Machinese Semantics
Machinese Semantics is a semantic analyzer that provides semantic role recognition as well as grammatical, lexical and sentential semantic features. These include
- recognition of the multi-word forms as one entity (e.g. would_have_been_informed)
- harmonization of the syntactic structures
- name recognition and classification (person, location, organization)
- semantic feature recognition (human, animate, tool, durative etc.)
- Machinese Semantics includes features that make it especially suitable for use as a source language analyzer in machine translation or in information extraction.
The output of Machinese Semantics consists of possibly-recursive attribute-value pairs. Categories are values of the corresponding attribute. Each node in the analysis is a single word or a multiword unit.

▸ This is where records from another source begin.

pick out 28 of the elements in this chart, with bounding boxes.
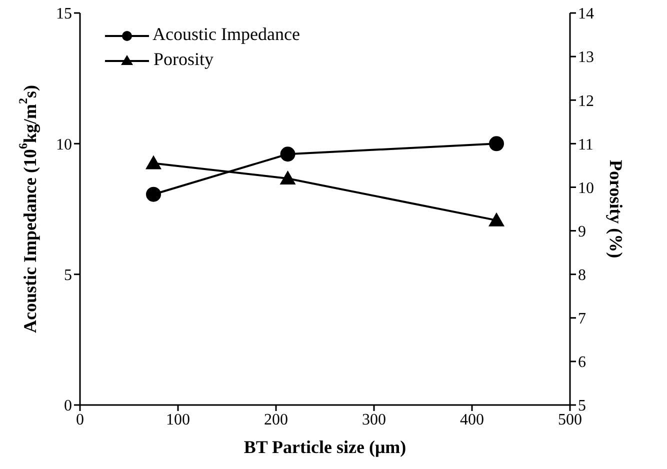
point [146,186,161,202]
y2-tick-label: 13 [578,49,594,66]
point [489,136,504,152]
y2-tick-label: 12 [578,92,594,110]
y2-tick-label: 14 [578,6,594,23]
x-tick-label: 300 [362,411,386,428]
point [488,212,504,226]
point [280,146,296,162]
y2-tick-label: 8 [578,267,586,284]
y-tick-label: 15 [56,6,72,23]
x-tick-label: 200 [264,411,288,428]
x-tick-label: 100 [166,411,190,428]
legend-label: Acoustic Impedance [152,24,300,44]
y2-tick-label: 9 [578,223,586,240]
y-tick-label: 0 [64,398,72,415]
y2-tick-label: 6 [578,354,586,372]
y2-tick-label: 10 [578,180,594,197]
y2-tick-label: 7 [578,310,586,328]
legend-label: Porosity [154,49,214,69]
y-tick-label: 5 [64,267,72,284]
y2-tick-label: 11 [578,136,594,154]
point [146,155,162,170]
x-axis-title: BT Particle size (μm) [244,437,406,457]
y-tick-label: 10 [56,136,72,154]
x-tick-label: 0 [76,411,84,428]
point [280,170,296,185]
y2-axis-title: Porosity (%) [606,160,626,258]
x-tick-label: 400 [460,411,484,428]
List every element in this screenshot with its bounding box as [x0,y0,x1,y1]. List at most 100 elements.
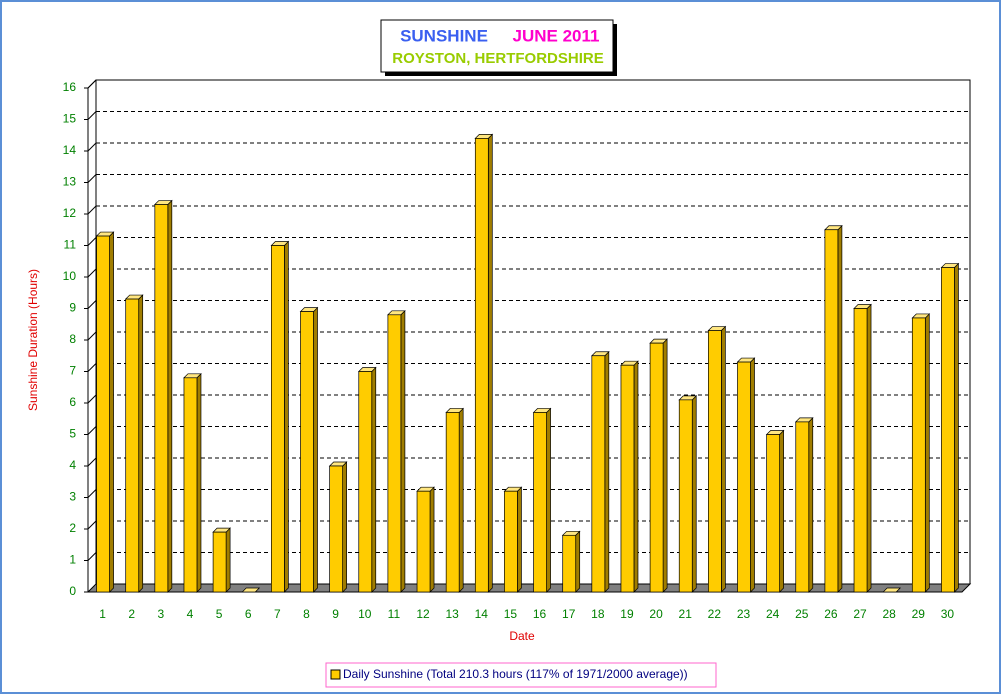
bar-side [837,224,843,593]
x-axis-label: Date [509,629,535,643]
bar-side [109,231,114,593]
x-tick-label: 11 [388,607,401,621]
bar [212,531,227,593]
y-tick-label: 9 [69,301,76,315]
chart-title: SUNSHINE [400,26,488,45]
bar-side [196,372,202,593]
y-tick-label: 10 [63,269,77,283]
bar-side [138,294,144,593]
bar [533,412,547,593]
grid-line-side [87,457,97,467]
x-tick-label: 12 [416,607,430,621]
x-tick-label: 29 [912,607,926,621]
x-tick-label: 19 [620,607,634,621]
bar-side [342,461,347,593]
x-tick-label: 15 [504,607,518,621]
x-tick-label: 5 [216,607,223,621]
x-tick-label: 28 [882,607,896,621]
bar-side [779,429,784,593]
y-tick-label: 13 [63,175,77,189]
x-tick-label: 4 [187,607,194,621]
bar-side [400,309,406,593]
bar-side [458,407,464,593]
bar-side [517,486,522,593]
bar [766,434,780,593]
bar-side [954,262,959,593]
y-tick-label: 11 [64,238,77,252]
x-tick-label: 26 [824,607,838,621]
legend-box [325,662,717,688]
bar [300,311,314,593]
grid-line-side [87,520,97,530]
y-tick-label: 16 [63,80,77,94]
x-tick-label: 18 [591,607,605,621]
bar-side [808,417,814,593]
y-tick-label: 2 [69,521,76,535]
grid-line-side [87,552,97,561]
bar [853,308,868,593]
y-tick-label: 1 [69,553,76,567]
grid-line-side [87,205,97,215]
bar [504,490,518,593]
y-tick-label: 4 [69,458,76,472]
y-tick-label: 8 [69,332,76,346]
bar-side [721,325,726,593]
bar-side [866,303,872,593]
x-tick-label: 17 [562,607,576,621]
bar [824,229,839,593]
grid-line-side [87,426,97,435]
bar-side [750,357,755,593]
x-tick-label: 10 [358,607,372,621]
bar [562,534,577,593]
bar-top [882,587,902,593]
bar-side [487,133,493,593]
grid-line-side [87,489,97,498]
x-tick-label: 25 [795,607,809,621]
legend-label: Daily Sunshine (Total 210.3 hours (117% … [343,667,688,681]
grid-line-side [87,174,97,183]
y-tick-label: 15 [63,112,77,126]
bar [649,342,664,593]
bar [387,314,402,593]
x-tick-label: 13 [445,607,459,621]
bar [416,490,431,593]
bar-side [662,338,668,593]
bar [678,399,693,593]
legend-swatch [330,669,341,680]
x-tick-label: 7 [274,607,281,621]
x-tick-label: 20 [649,607,663,621]
grid-line-side [87,331,97,341]
bar-side [691,395,697,593]
y-tick-label: 3 [69,490,76,504]
bar-side [546,407,551,593]
bar-side [284,240,289,593]
bar-side [313,306,318,593]
bar [125,298,140,593]
bar [795,421,810,593]
bar [911,317,926,593]
y-tick-label: 0 [69,584,76,598]
bar-side [604,350,610,593]
bar [271,245,285,593]
bar [329,465,343,593]
bar [445,412,460,593]
y-axis-label: Sunshine Duration (Hours) [26,269,40,411]
grid-line-side [87,111,97,120]
x-tick-label: 8 [303,607,310,621]
title-box [380,19,614,73]
bar [183,377,198,593]
x-tick-label: 27 [853,607,867,621]
grid-line-side [87,142,97,152]
bar-top [241,587,261,593]
bar [708,330,722,593]
x-tick-label: 21 [679,607,693,621]
bar [591,355,606,593]
x-tick-label: 22 [708,607,722,621]
y-tick-label: 14 [63,143,77,157]
x-tick-label: 14 [475,607,489,621]
bar-side [633,360,639,593]
bar-side [429,486,435,593]
bar-side [225,527,231,593]
bar [154,204,169,593]
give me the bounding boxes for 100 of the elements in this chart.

The parser produces three attributes whose value is a string: word is the running-text token; lemma is the base form of the nucleus; head is printed only in such multi-word units where it is different from the lemma. After that follow the syntax, semantics and linear matrices.
Here is the Machinese Semantics analysis of the sample sentence “A book was given to John.” as a graphical feature structure presentation:
Click the image above for a larger feature structure.
The backbone of the feature structure is a functional representation of the sentence. It gives a semantic interpretation of the syntactic structure, which means that many language-specific patterns are normalized. For example, the Machinese representation of the sentence “A book was given to John” shows the notional roles object and indirect object that correspond to the similar roles in “Somebody gave John a book”.